All of these data storage options can be included as part of SMB big data storage, which means you need to apply the right technology in order to provide data access across all platforms for analytics.

Object data storage is increasingly being adopted for big data storage strategies. Rather than moving huge blocks of data around the network, object-based storage uses extended metadata to abstract the storage files. That way, analytics software can gather stored data without having to physically move the data files or know where the data is stored. Object-based storage is especially valuable for cloud computing, since it allows source files to be stored almost anywhere.

Ultimately, the goal of big data is to yield meaningful analytics, not to store more data. Using object storage, the data can reside anywhere, either on premise or in the cloud, and big data software can access the file, examine it, and release it using node-centralized storage rather than vast data pools.

Choosing the right data sources for big data analytics for SMBs is really a matter of closely defining the big data objectives.

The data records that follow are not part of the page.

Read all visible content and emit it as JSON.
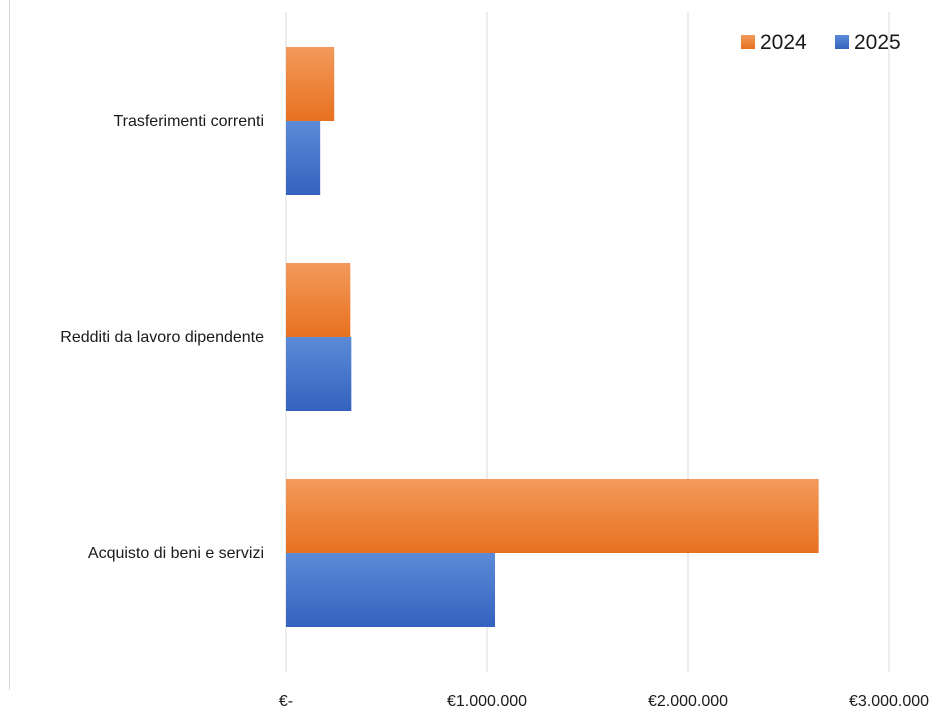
{
  "chart_data": {
    "type": "bar",
    "orientation": "horizontal",
    "categories": [
      "Trasferimenti correnti",
      "Redditi da lavoro dipendente",
      "Acquisto di beni e servizi"
    ],
    "series": [
      {
        "name": "2024",
        "values": [
          240000,
          320000,
          2650000
        ],
        "color": "#ED7D31"
      },
      {
        "name": "2025",
        "values": [
          170000,
          325000,
          1040000
        ],
        "color": "#4472C4"
      }
    ],
    "xlim": [
      0,
      3000000
    ],
    "x_ticks": [
      0,
      1000000,
      2000000,
      3000000
    ],
    "x_tick_labels": [
      "€-",
      "€1.000.000",
      "€2.000.000",
      "€3.000.000"
    ],
    "grid": "vertical",
    "legend_position": "top-right"
  }
}
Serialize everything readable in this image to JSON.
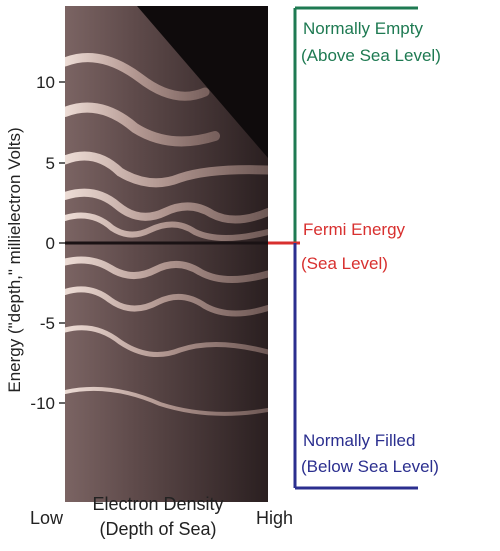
{
  "y_axis": {
    "label": "Energy (\"depth,\" millielectron Volts)",
    "ticks": [
      "10",
      "5",
      "0",
      "-5",
      "-10"
    ]
  },
  "x_axis": {
    "low_label": "Low",
    "title_line1": "Electron Density",
    "title_line2": "(Depth of Sea)",
    "high_label": "High"
  },
  "annotations": {
    "empty": {
      "line1": "Normally Empty",
      "line2": "(Above Sea Level)",
      "color": "#1e7a52"
    },
    "fermi": {
      "line1": "Fermi Energy",
      "line2": "(Sea Level)",
      "color": "#d8302f"
    },
    "filled": {
      "line1": "Normally Filled",
      "line2": "(Below Sea Level)",
      "color": "#2b2f8f"
    }
  },
  "colors": {
    "plot_background": "#0f0b0c",
    "band_color": "#d9bfb7"
  }
}
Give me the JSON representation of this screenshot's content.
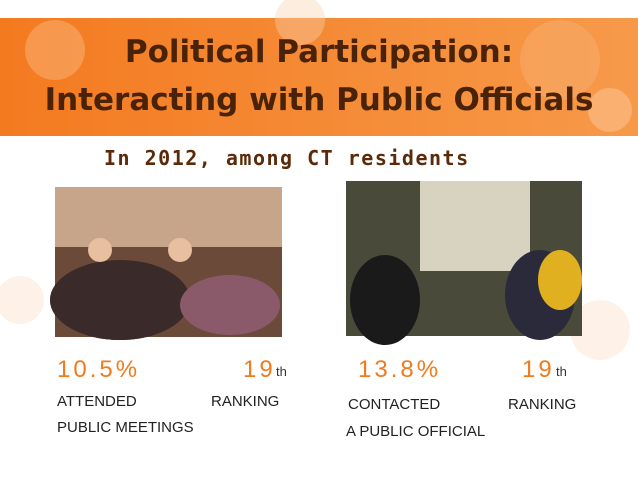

With a well-defined use case, you can determine the best combination of data storage solutions, blending existing servers and storage arrays with cloud storage. Then, by designing the right kind of analytics using tools such as object-based storage, SMBs can optimize their big data investment without spending a fortune to build their own data lake.

The reseller has a critical role in helping SMBs make the leap to big data. Resellers should use a small pilot project to show customers the potential returns from big data. Once they have their SMB customers hooked on the results, they will come back for more, and the big data infrastructure, including data storage, will expand to meet their growing big data needs.